01 February 2008

An interesting passage from my Freedom's Foundations II reading...I have often pondered some of the problems of the modern evangelical church, and while I don't think all of them are directly traceable to this point, a good many are. As J. I. Packer wrote in his introduction to Luther's Bondage of the Will, it is debatable whether Luther and the other Reformers would even claim the "evangelical" church as their descendants--indeed, the Synod of Dordt (1619) declaimed the Arminian Remonstrance as a return to Romanism in its central principle. The Arminians (and free-will theologians generally) claimed to retain the Protestant principle of justification sola fide without works, but, by making faith an act of man's will rather than a gift of God, essentially made it into a work (and it's worth noting that the word translated "work" in Ephesians means any action, not just "works of the law"). Anyhow, from Russell Kirk's Roots of American Order (pp. 232-233).

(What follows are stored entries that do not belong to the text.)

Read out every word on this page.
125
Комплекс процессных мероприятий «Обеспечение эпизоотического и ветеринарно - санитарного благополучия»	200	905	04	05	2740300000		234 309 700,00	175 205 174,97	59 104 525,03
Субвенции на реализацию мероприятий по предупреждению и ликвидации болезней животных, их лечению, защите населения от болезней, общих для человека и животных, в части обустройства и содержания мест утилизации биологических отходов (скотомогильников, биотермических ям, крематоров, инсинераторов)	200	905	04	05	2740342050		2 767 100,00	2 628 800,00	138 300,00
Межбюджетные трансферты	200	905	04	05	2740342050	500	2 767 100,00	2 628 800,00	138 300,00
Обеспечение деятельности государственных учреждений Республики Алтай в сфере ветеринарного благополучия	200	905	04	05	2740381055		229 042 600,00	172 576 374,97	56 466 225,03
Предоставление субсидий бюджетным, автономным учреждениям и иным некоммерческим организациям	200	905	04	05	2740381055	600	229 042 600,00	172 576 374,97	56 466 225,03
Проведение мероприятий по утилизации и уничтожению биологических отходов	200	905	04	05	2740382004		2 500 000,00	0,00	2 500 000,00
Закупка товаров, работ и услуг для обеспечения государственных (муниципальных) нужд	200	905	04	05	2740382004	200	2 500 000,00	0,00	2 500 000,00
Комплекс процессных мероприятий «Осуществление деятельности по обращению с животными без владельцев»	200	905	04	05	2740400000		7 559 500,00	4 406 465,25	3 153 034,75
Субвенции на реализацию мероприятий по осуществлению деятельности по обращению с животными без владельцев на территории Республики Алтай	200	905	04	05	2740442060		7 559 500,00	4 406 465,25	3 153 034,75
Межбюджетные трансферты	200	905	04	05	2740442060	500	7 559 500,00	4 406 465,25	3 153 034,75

"What were the knottiest questions dividing the Catholic establishment and the Reformers? The Protestant leaders, though they attacked the corruptions of the sixteenth-century Church, argued that the visible Church's moral decay was the result of theological errors into which the papacy and the heirarchy had fallen. Both Martin Luther and John Calvin declared that the profoundest difference between Papists and Protestants was the question of freedom of the will. Luther debated this subject with the Dutch humanist Erasmus, in 1524. Is the will free or enslaved? This is "the real essential thing, the real knotty problem," Luther said; "instead of...tiresome trifles about the papacy, purgatory, indulgences, and other futilities of the same order."

Now the medieval church, with Aristotle as its classical philosophical authority, gradually had modified St. Augustine's doctrine that man is wholly corrupt--that so far as man has free will, this is opportunity only to choose among evil acts. Man is a creature of mingled good and evil impulses, the Church had come to teach: in the depths of the soul, there lingers an essence or spark of divine substance, potentially enabling man (if given grace) to exercise his will for good. This medieval teaching...the Reformers denied utterly; they returned to the stern teaching of St. Augustine. "For man cannot but put self-seeking first, loving himself above everything else," said Luther: "this is the root of sinning."

Because man is utterly corrupted by self-love, the Reformers reasoned, man enjoys no freedom to act for the good. He can be saved from his total depravity only by the arbitrary grace of God. Because the Church, or rather its heirarchy, had fallen away from this dogma, the Reformers continued, the Church had been corrupted; the notorious system of indulgences for money was merely one of many abuses resulting from abandonment of the pure doctrine of original sin. Therefore the Church might be purged of corruption only if its ancient dogmas should be restored."